Language independence
PTH files work with any language that Clang’s lexer can handle, including C, Objective-C, and (in the early stages) C++. This means development on language features at the parsing level or above (which is basically almost all interesting pieces) does not require PTH to be modified.
Simple design
Relatively speaking, PTH has a simple design and implementation, making it easy to test. Further, because the machinery for PTH resides at the lower-levels of the Clang library stack it is fairly straightforward to profile and optimize.

Further, compared to GCC’s PCH implementation (which is the dominate precompiled header file implementation that Clang can be directly compared against) the PTH design in Clang yields several attractive features:

Architecture independence

In contrast to GCC’s PCH files (and those of several other compilers), Clang’s PTH files are architecture independent, requiring only a single PTH file when building a program for multiple architectures.

For example, on Mac OS X one may wish to compile a “universal binary” that runs on PowerPC, 32-bit Intel (i386), and 64-bit Intel architectures. In contrast, GCC requires a PCH file for each architecture, as the definitions of types in the AST are architecture-specific. Since a Clang PTH file essentially represents a lexical cache of header files, a single PTH file can be safely used when compiling for multiple architectures. This can also reduce compile times because only a single PTH file needs to be generated during a build instead of several.

Reduced memory pressure
Similar to GCC, Clang reads PTH files via the use of memory mapping (i.e., mmap). Clang, however, memory maps PTH files as read-only, meaning that multiple invocations of clang -cc1 can share the same pages in memory from a memory-mapped PTH file. In comparison, GCC also memory maps its PCH files but also modifies those pages in memory, incurring the copy-on-write costs. The read-only nature of PTH can greatly reduce memory pressure for builds involving multiple cores, thus improving overall scalability.
Fast generation
PTH files can be generated in a small fraction of the time needed to generate GCC’s PCH files. Since PTH/PCH generation is a serial operation that typically blocks progress during a build, faster generation time leads to improved processor utilization with parallel builds on multicore machines.

Despite these strengths, PTH’s simple design suffers some algorithmic handicaps compared to other PCH strategies such as those used by GCC. While PTH can greatly speed up the processing time of a header file, the amount of work required to process a header file is still roughly linear in the size of the header file. In contrast, the amount of work done by GCC to process a precompiled header is (theoretically) constant (the ASTs for the header are literally memory mapped into the compiler). This means that only the pieces of the header file that are referenced by the source file including the header are the only ones the compiler needs to process during actual compilation. While GCC’s particular implementation of PCH mitigates some of these algorithmic strengths via the use of copy-on-write pages, the approach itself can fundamentally dominate at an algorithmic level, especially when one considers header files of arbitrary size.

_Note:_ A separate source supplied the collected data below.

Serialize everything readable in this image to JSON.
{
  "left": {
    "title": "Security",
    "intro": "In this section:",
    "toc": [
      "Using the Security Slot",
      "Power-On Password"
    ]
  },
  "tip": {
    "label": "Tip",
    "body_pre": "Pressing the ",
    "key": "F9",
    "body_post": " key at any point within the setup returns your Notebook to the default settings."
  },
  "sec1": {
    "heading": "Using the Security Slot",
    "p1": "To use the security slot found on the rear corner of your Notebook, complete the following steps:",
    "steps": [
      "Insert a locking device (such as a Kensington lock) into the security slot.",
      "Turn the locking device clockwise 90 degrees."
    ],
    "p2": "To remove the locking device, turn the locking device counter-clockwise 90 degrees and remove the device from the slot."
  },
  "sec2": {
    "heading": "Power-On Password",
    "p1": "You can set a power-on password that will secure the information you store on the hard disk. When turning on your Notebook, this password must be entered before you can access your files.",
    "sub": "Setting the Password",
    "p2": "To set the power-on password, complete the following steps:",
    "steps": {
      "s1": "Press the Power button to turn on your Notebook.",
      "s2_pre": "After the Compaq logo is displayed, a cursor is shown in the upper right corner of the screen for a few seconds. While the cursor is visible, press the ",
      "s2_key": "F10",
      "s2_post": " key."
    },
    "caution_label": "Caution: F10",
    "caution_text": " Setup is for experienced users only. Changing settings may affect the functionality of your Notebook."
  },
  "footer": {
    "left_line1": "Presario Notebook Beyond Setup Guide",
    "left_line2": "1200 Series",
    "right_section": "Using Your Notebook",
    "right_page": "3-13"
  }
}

There is also a PCH implementation for Clang based on the lazy deserialization of ASTs. This approach theoretically has the same constant-time algorithmic advantages just mentioned but also retains some of the strengths of PTH such as reduced memory pressure (ideal for multi-core builds).

### Internal PTH Optimizations¶

While the main optimization employed by PTH is to reduce lexing time of header files by caching pre-lexed tokens, PTH also employs several other optimizations to speed up the processing of header files:

• stat caching: PTH files cache information obtained via calls to stat that clang -cc1 uses to resolve which files are included by #include directives. This greatly reduces the overhead involved in context-switching to the kernel to resolve included files.
• Fast skipping of #ifdef#endif chains: PTH files record the basic structure of nested preprocessor blocks. When the condition of the preprocessor block is false, all of its tokens are immediately skipped instead of requiring them to be handled by Clang’s preprocessor.